URS-CH2M Oak Ridge (UCOR), prime cleanup contractor for the Energy Department’s Oak Ridge Site in Tennessee, is tearing down the Toxic Substances Control Act (TSCA) Incinerator.
The demolition project at the East Tennessee Technology Park (ETTP) began June 20 and should be finished this fall, a DOE spokesperson said by email Thursday.
When operations began in the early 1990s, there were no other facilities in the nation capable of incinerating hazardous and radioactive wastes containing PCBs, or polychlorinated biphenyls, according to DOE. It shut down in late 2009 after eliminating more than 35 million pounds of solid and liquid waste.
The act, passed by Congress in 1976, calls upon the Environmental Protection Agency to regulate new and existing chemicals. Among other things, the act bans the manufacture or importation of chemicals not on the TSCA inventory.

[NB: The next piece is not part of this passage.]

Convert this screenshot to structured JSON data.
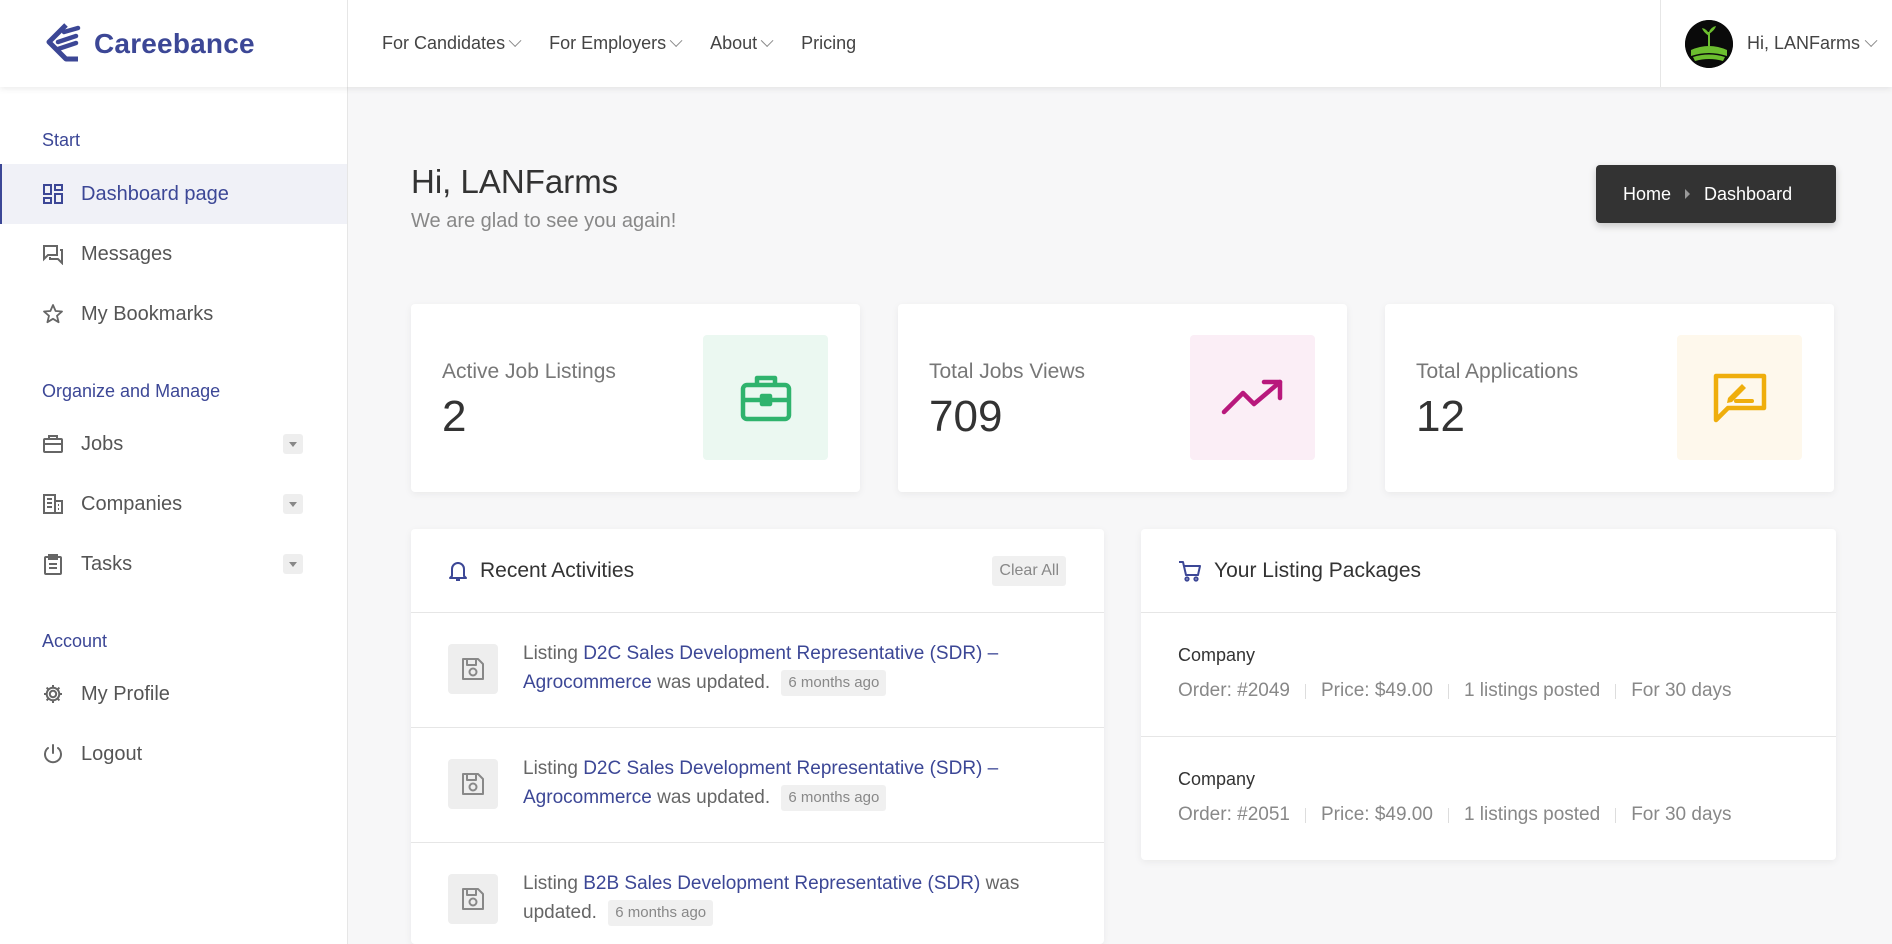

“With its mission complete, we are removing the incinerator and continuing toward our goal of completing all of the remaining demolitions at ETTP,” Jay Mullis, manager of the Oak Ridge Office of Environmental Management (OREM) said in a recent DOE statement.
In 2013, workers put the plant in a safe shutdown mode, and all chemicals were removed from the structure. Pipes and pumps were thoroughly rinsed or removed.
UCOR is charged with remediating the East Tennessee Technology Park, a sprawling property once used for uranium enrichment at Oak Ridge.